I'd like to propose a solution, or at least a remedy that might help. This is also a "club" solution, to use Mark's analogy, but perhaps it has some merit. It builds on Shelley's approach, that is to have a piece of data in the comment form that is validated upon submission. In this case, the value to be embedded isn't static, but dynamic. Here's how I would do it:
The comment form should be generated dynamically. For MT, this would mean to always use mt-comments.cgi to produce the comment form.
Use dynamic field names. Next, the comment form itself would be formed in a way so that the field names are dynamically named. The field names would be calculated using three factors: the current time, the entry id and the "real" field name. The calculated name would be encrypted and base64 encoded. The encryption technique should use a key that only the server has access to (especially important for systems that publish their source code!). The encryption should be reversible but only using the original encryption key.
Validate the submitted data. The server-side process that receives the comment data would first check the field names for validity. It would decode and decrypt them. It would check the entry ID and make sure that it matches. It could also check the time that the form was issued.
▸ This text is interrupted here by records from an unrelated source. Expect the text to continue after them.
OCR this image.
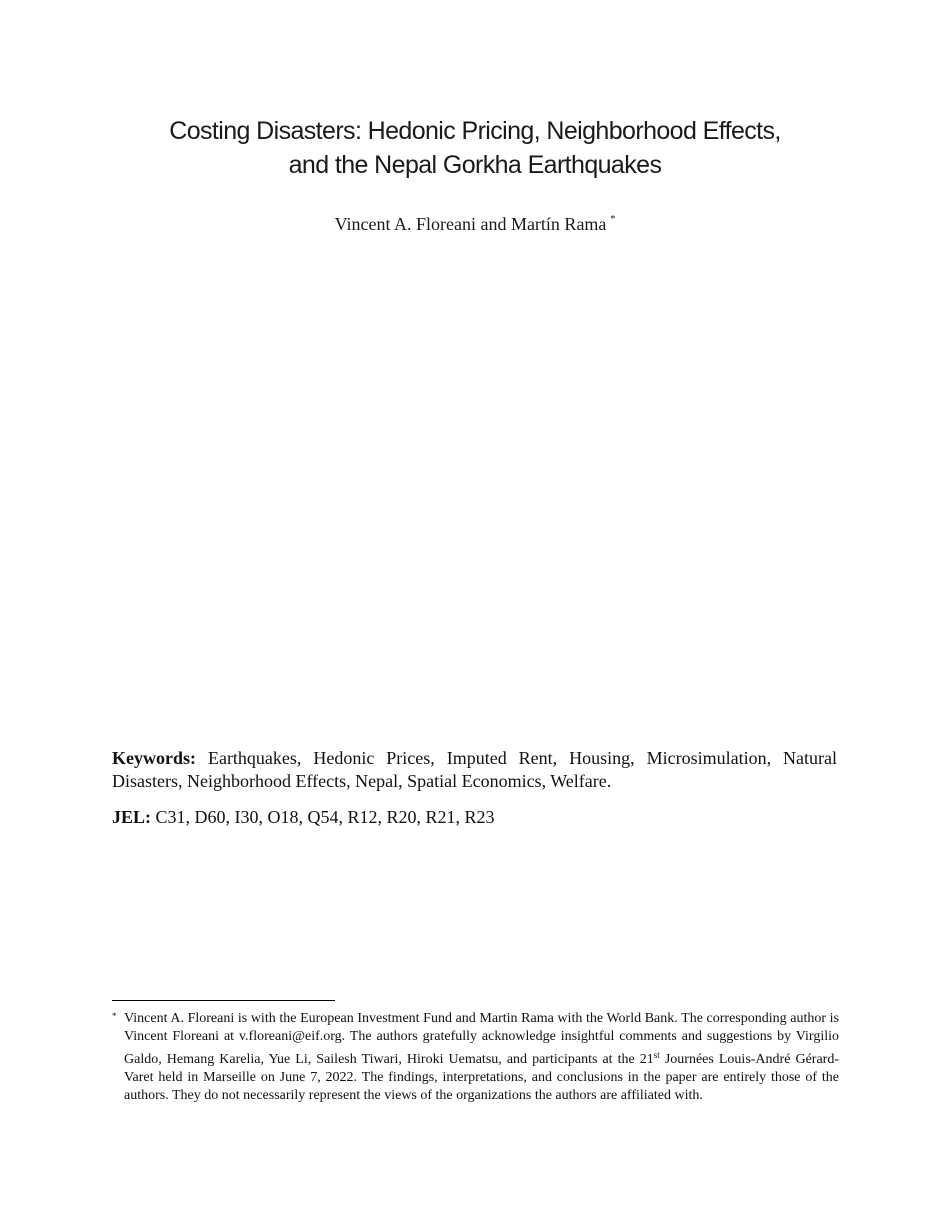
Costing Disasters: Hedonic Pricing, Neighborhood Effects,
and the Nepal Gorkha Earthquakes
Vincent A. Floreani and Martín Rama *
Keywords: Earthquakes, Hedonic Prices, Imputed Rent, Housing, Microsimulation, Natural Disasters, Neighborhood Effects, Nepal, Spatial Economics, Welfare.
JEL: C31, D60, I30, O18, Q54, R12, R20, R21, R23
* Vincent A. Floreani is with the European Investment Fund and Martin Rama with the World Bank. The corresponding author is Vincent Floreani at v.floreani@eif.org. The authors gratefully acknowledge insightful comments and suggestions by Virgilio Galdo, Hemang Karelia, Yue Li, Sailesh Tiwari, Hiroki Uematsu, and participants at the 21st Journées Louis-André Gérard-Varet held in Marseille on June 7, 2022. The findings, interpretations, and conclusions in the paper are entirely those of the authors. They do not necessarily represent the views of the organizations the authors are affiliated with.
If the elapsed time for posting the comment was less than or greater than an appropriate window of time (this window would be user-configurable), then the comment form would reload with the comment, a new authentication key and with an explanation that they should resubmit. The user would have to resubmit within the proper time frame for the comment to be accepted.
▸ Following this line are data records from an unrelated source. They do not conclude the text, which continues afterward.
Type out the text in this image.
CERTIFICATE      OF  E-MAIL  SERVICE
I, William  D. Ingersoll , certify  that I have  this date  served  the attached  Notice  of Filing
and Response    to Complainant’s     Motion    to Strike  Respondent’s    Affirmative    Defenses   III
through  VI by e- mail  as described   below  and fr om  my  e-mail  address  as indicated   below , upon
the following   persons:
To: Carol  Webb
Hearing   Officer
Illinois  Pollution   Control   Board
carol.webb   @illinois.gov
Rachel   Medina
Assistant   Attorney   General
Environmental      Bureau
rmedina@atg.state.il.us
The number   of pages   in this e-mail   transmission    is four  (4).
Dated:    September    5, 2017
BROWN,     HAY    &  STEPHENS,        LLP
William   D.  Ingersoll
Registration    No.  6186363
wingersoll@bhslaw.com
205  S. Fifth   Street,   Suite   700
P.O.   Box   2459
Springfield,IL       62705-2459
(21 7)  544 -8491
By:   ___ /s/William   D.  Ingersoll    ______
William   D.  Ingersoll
So what does this accomplish? Well, for one, it requires that the spammer retrieve the actual comment form first. Why? Because the form field names are encoded using a technique that can't be reproduced (not without that encryption key). The comment process requires those names to be valid in order for the comment to be processed. Second, since those field names are dynamic, it will require the spammer to parse the HTML returned to determine which fields are the right fields for name, e-mail address, URL, and comment. This will be difficult since the comment form itself is user-defined and would vary from site to site (unless the blog is just using the default template). Third, by embedding the time data into the form we can put limits on the response. If it comes too fast, it is probably an automated process (a spammer). If it comes too late, then it's probably an automated, queued response. Fourth, by sending the entry id along with the form, it limits abuse to that one entry.
Here are some other suggestions for preventing spamming:
- Throttling comment form requests from the same IP. Since the process above requires the form be generated by the server, we can slow down any form of spidering this way.
- Since some people don't enable comments for every post, the server should automatically blacklist comments posted for entries that have disabled comments or where the entry doesn't exist at all. Using a "honey pot" approach, the server could return a normal comment form for the invalid entry but upon submitting the comment, the user's IP would get blacklisted.
- Comments posted to multiple entries within a minute and from the same IP should also be flagged automatically. There should be a way to browse and delete suspect comments.
All of this will probably not stop spam comments altogether (to paraphrase Dr. Ian Malcolm from Jurassic Park, "spam finds a way"), but it will certainly help stem the tide.
I want to set up a tarpit/honeypot, using some automated methods like this to spot spammers, then serve them up a fake comments form that doesn't actually post, combined with something like mod_bandwidth to dynamically throttle spamming IP addresses (rather than banning them).
http://www.cohprog.com/v3/bandwidth/doc-en.html
Comment Spamming is major problem. Isn't there a mod avaiable which allows all comments to be validated before being posted on the site?
Small problem - your suggested solution assumes that all real users traffic will consistently come from the same ip address throughout their visit.
This isn't true if their access is through multiple web proxies (eg AOL or my office, among others), so you risk loosing real comments along with the spam.
paul-- you're right. Now that I think about it, there isn't any good reason to encode the user's IP like that. I've revised my post to remove that element. No need to unnecessarily exclude real visitors.
Form fields can be accessed via DOM document.forms(x), based on their order in the HTML, so the spammer would not need to parse the HTML. However, a hidden field that was randomly placed with each page load would foil this approach.